· Fachbeitrag · Einlagenrückgewähr
Steuerliche Risiken und Besonderheiten bei (grenzüberschreitenden) Kapitalrückzahlungen
von RA Christian Gaßmann, Düsseldorf und StB Timo Welling, LL.M., Hamburg
| § 27 KStG regelt, wie Gewinnausschüttungen von der Einlagenrückgewähr abzugrenzen sind. Dabei unterscheidet der Gesetzgeber zwischen in Deutschland unbeschränkt steuerpflichtigen Körperschaften oder Personenvereinigungen und solchen, die in einem Mitgliedstaat der Europäischen Union unbeschränkt steuerpflichtig sind. Regelungen für Körperschaften, die in einem EWR-Mitgliedstaat oder Drittstaat unbeschränkt steuerpflichtig sind, finden sich in § 27 KStG dem Gesetzeswortlaut nach nicht. In der Vergangenheit hat der BFH allerdings entschieden, dass auch Kapitalgesellschaften mit Sitz in Drittstaaten eine Einlagenrückgewähr vornehmen können (vgl. BFH 20.10.10, I R 117/08, IStR 11, 227; BFH 13.7.16, VIII R 47/13, DStR 16, 2395 und VIII R 73/13, DStRE 16, 1416). |
1. Einführung
Die §§ 27 bis 29 KStG wurden durch das Gesetz zur Senkung der Steuersätze und zur Reform der Unternehmensbesteuerung (StSenkG) vom 23.10.00 (BGBl I 00, 1433) eingeführt. § 27 KStG soll dabei regeln, wie die Einlagenrückgewähr und die Gewinnausschüttung voneinander abzugrenzen sind. Dadurch soll gewährleistet werden, dass auch nach der Umstellung des Körperschaftsteuersystems vom Anrechnungs- auf das Halbeinkünfteverfahren die Rückgewähr von Einlagen nicht zu Einkünften aus Kapitalvermögen führt.

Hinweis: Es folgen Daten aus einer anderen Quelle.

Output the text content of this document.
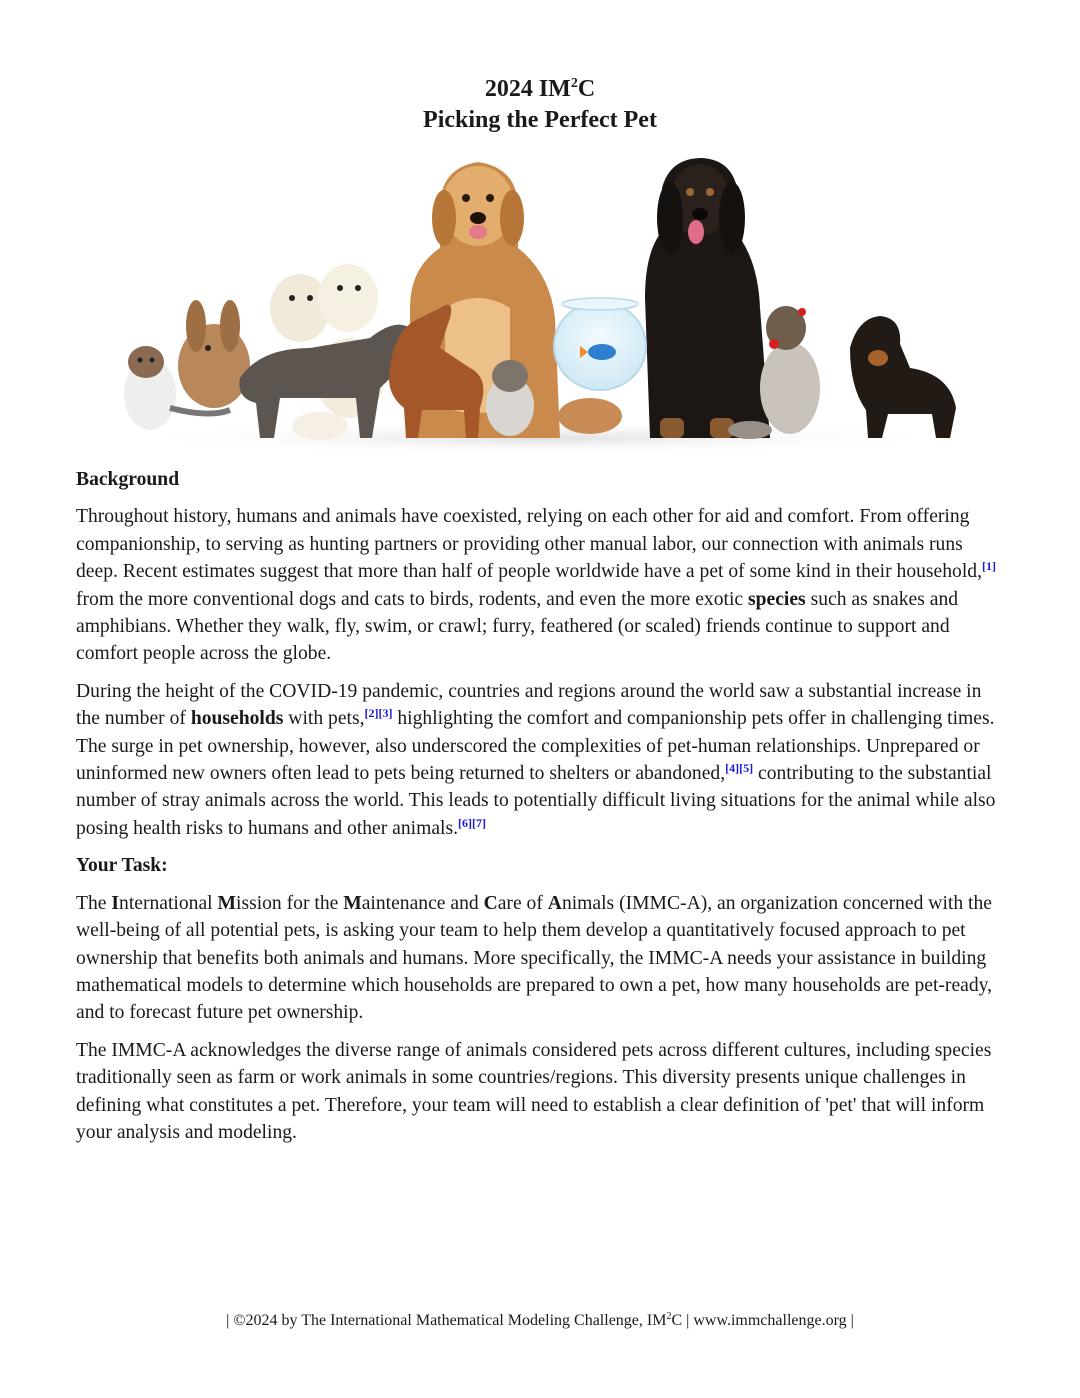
2024 $IM^2C$
Picking the Perfect Pet
Background

Throughout history, humans and animals have coexisted, relying on each other for aid and comfort. From offering companionship, to serving as hunting partners or providing other manual labor, our connection with animals runs deep. Recent estimates suggest that more than half of people worldwide have a pet of some kind in their household,[1] from the more conventional dogs and cats to birds, rodents, and even the more exotic species such as snakes and amphibians. Whether they walk, fly, swim, or crawl; furry, feathered (or scaled) friends continue to support and comfort people across the globe.

During the height of the COVID-19 pandemic, countries and regions around the world saw a substantial increase in the number of households with pets,[2][3] highlighting the comfort and companionship pets offer in challenging times. The surge in pet ownership, however, also underscored the complexities of pet-human relationships. Unprepared or uninformed new owners often lead to pets being returned to shelters or abandoned,[4][5] contributing to the substantial number of stray animals across the world. This leads to potentially difficult living situations for the animal while also posing health risks to humans and other animals.[6][7]

Your Task:

The International Mission for the Maintenance and Care of Animals (IMMC-A), an organization concerned with the well-being of all potential pets, is asking your team to help them develop a quantitatively focused approach to pet ownership that benefits both animals and humans. More specifically, the IMMC-A needs your assistance in building mathematical models to determine which households are prepared to own a pet, how many households are pet-ready, and to forecast future pet ownership.

The IMMC-A acknowledges the diverse range of animals considered pets across different cultures, including species traditionally seen as farm or work animals in some countries/regions. This diversity presents unique challenges in defining what constitutes a pet. Therefore, your team will need to establish a clear definition of 'pet' that will inform your analysis and modeling.

| ©2024 by The International Mathematical Modeling Challenge, $IM^2C$ | www.immchallenge.org |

Erbringt eine Kapitalgesellschaft Leistungen an ihre Anteilseigner, ist zu unterscheiden, ob es sich um Bezüge handelt, die zu steuerpflichtigen Einkünften aus Kapitalvermögen nach § 20 Abs. 1 Nr. 1 S. 1 EStG führen, oder um Ausschüttungen aus dem steuerlichen Einlagekonto, die zu Bezügen i. S. d. § 20 EStG führen. Diese Leistungen gehören gemäß § 20 Abs. 1 Nr. 1 S. 3 EStG nicht zu den Einkünften aus Kapitalvermögen. Dabei handelt es sich um die Rückgewähr von Einlagen der Anteilseigner, die nicht im Nennkapital gebunden sind. Es ist dabei unerheblich, ob diese offen oder verdeckt bzw. ob sie in Form von Bar- oder Sacheinlagen geleistet wurden. Zudem führt die Einlagenrückgewähr zu einer Minderung der historischen Anschaffungskosten.

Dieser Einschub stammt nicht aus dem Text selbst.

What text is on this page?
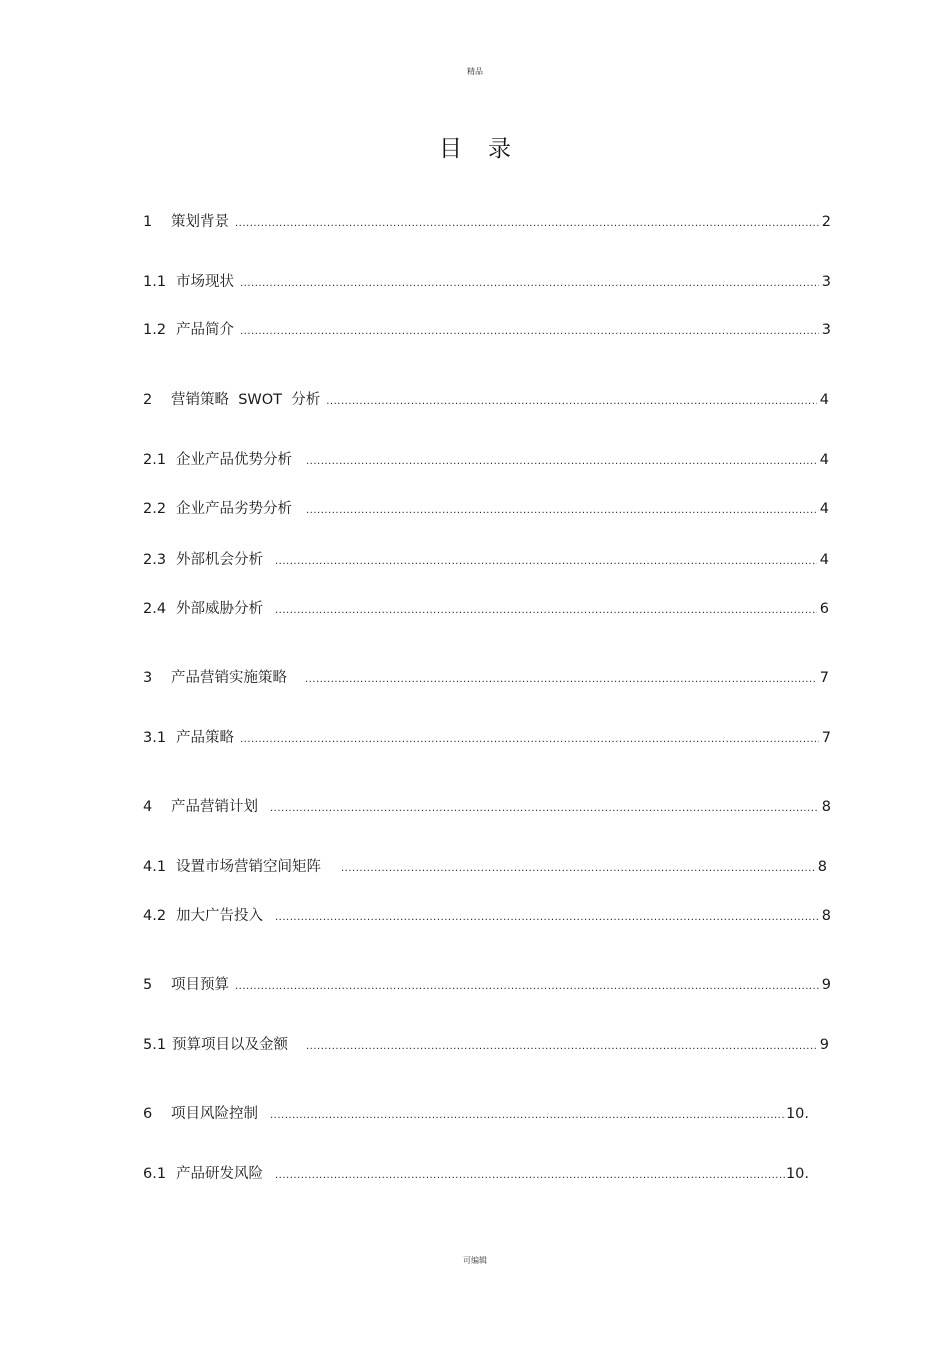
精品
目录
1	策划背景 .....	2
1.1 市场现状 .....	3
1.2 产品简介 .....	3
2	营销策略  SWOT  分析 .....	4
2.1 企业产品优势分析 .....	4
2.2 企业产品劣势分析 .....	4
2.3 外部机会分析 .....	4
2.4 外部威胁分析 .....	6
3	产品营销实施策略 .....	7
3.1 产品策略 .....	7
4	产品营销计划 .....	8
4.1 设置市场营销空间矩阵 .....	8
4.2 加大广告投入 .....	8
5	项目预算 .....	9
5.1 预算项目以及金额 .....	9
6	项目风险控制 .....	10.
6.1 产品研发风险 .....	10.
可编辑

2. Unbeschränkte Körperschaftsteuerpflicht in Deutschland
Gemäß § 27 Abs. 1 S. 1 KStG hat eine in Deutschland unbeschränkt steuerpflichtige Kapitalgesellschaft die nicht in das Nennkapital geleisteten Einlagen am Schluss jeden Wirtschaftsjahres gesondert auszuweisen. Die nachfolgenden Regelungen gelten nach § 27 Abs. 7 KStG auch für unbeschränkt steuerpflichtige Körperschaften und Personenvereinigungen.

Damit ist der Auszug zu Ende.